È buon costume che entrando da uno dei portali laterali della basilica di San Pietro ci si fermi e si sosti per qualche minuto per osservare e ammirare una statua posta sulla destra della navata centrale, immobile e protetta, da ormai qualche anno, da una grande e spessa barriera di vetro.
La Pietà è uno di quei capolavori caratterizzati da una storia particolare. In questo caso contribuisce alla storia un dettaglio che attraversa la stola stesa lungo il petto della Vergine. L’autore, Michelangelo, vi lascia la sua firma. Ecco quindi che nel marmo appare la scritta Michael Angelus Bonarotus Florentinus Faciebat (“Michelangelo Buonarroti Fiorentino ha creato”).
In occasione del quarto centenario dall’inaugurazione della basilica nel 1626, Mauro Gambetti, cardinale vicario presso la Città del Vaticano e presidente della Fabbrica di San Pietro, l’ente responsabile della manutenzione del monumento, ha presentato in conferenza stampa alcune iniziative di carattere sociale, liturgico e soprattutto tecnologico.
Fra queste la programmazione di un nuovo font istituzionale che entrerà nel sistema operativo di Office dell’azienda Microsoft, con cui la Fabbrica collabora da anni. Frutto del lavoro svolto assieme a Studiogusto, l’agenzia di design e pubblicità, il font, che si chiamerà Michelangelus, riprodurrà sui nostri schermi la calligrafia dell’artista e scultore toscano, autore della grande cupola petrina. Il font è il prodotto dell’attento studio dei molti documenti messi a disposizione dall’archivio storico della Fabbrica. Tra di essi figurano scritti, carte e appunti autografi dello scultore che ci restituiscono una viva immagine del suo stile di scrittura. Un disegno o un progetto composto durante i ventidue mesi di lavori di edificazione della cupola e corredato di annotazioni, di numeri e di calcoli, diventa in questo modo uno scrigno sensazionale di dati e di informazioni utili per ricostruire, a cinque secoli di distanza, la tracce della mano artistica più famosa della storia. «Sarà aperto e messo a disposizione gratuitamente» ha detto Gambetti.

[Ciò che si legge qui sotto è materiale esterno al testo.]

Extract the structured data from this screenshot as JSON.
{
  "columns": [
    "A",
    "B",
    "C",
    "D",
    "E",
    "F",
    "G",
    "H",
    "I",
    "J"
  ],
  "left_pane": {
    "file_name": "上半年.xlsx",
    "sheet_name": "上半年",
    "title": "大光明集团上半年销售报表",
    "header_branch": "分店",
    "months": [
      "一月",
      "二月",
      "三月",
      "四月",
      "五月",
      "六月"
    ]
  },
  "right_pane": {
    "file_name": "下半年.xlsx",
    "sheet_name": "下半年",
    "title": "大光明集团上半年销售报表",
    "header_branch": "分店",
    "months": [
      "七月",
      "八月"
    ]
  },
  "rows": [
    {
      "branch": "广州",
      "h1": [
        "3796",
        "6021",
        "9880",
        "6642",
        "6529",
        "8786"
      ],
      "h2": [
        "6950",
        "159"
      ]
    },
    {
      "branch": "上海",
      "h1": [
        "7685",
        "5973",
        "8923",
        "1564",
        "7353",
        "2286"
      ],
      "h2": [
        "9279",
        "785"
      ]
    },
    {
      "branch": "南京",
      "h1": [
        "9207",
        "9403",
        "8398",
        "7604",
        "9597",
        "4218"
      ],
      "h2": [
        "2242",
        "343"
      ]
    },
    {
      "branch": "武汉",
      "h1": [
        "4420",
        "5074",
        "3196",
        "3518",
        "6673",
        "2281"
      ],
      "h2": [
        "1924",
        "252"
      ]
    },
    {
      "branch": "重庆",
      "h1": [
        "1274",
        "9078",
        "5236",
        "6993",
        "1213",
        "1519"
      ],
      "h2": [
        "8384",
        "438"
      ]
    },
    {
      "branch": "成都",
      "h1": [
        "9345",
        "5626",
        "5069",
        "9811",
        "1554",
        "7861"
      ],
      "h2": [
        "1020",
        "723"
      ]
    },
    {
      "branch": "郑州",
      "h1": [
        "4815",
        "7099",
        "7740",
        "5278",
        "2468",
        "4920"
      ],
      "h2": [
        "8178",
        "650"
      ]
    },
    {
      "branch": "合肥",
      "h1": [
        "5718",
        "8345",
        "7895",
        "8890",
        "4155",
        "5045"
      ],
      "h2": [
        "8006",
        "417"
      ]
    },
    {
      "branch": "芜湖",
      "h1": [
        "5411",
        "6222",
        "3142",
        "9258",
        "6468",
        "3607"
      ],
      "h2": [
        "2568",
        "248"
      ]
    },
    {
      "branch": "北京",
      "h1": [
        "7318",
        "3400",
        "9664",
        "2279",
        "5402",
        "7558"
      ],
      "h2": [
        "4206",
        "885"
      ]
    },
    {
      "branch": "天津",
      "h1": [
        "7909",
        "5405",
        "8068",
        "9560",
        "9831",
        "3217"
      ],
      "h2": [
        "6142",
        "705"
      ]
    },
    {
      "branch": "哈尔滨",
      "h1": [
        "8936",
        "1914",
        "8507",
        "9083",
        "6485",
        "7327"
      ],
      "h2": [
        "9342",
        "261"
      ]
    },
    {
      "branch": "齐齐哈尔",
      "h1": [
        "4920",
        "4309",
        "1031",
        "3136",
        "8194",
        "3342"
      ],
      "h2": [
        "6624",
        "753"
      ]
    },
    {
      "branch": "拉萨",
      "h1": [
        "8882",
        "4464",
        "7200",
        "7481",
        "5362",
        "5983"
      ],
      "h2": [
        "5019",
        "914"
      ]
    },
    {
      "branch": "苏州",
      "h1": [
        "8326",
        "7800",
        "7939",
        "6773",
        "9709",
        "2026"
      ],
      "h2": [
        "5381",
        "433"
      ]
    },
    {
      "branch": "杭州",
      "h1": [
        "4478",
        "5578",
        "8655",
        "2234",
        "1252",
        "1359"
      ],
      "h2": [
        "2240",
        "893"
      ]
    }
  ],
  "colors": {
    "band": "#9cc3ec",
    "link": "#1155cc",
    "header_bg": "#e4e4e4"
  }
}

Questo progetto tecnologico-artistico si inserisce nel panorama dei rinnovamenti promossi dalla Fabbrica come celebrazione di quest’anniversario storico. Con l’apertura al pubblico di nuove aree del complesso monumentale della basilica, tra cui l’intera terrazza, i tre ventagli absidali, i padiglioni delle cupole gregoriana e clementina, le sale ottagone, si potrà gestire meglio il flusso dei pellegrini e alleggerire il carico di presenze all’interno di San Pietro. L’avvio di Michelangelus permetterà a chiunque di sperimentare anche a distanza la storia della basilica e di coloro che l’hanno resa grande con alcuni semplici clic.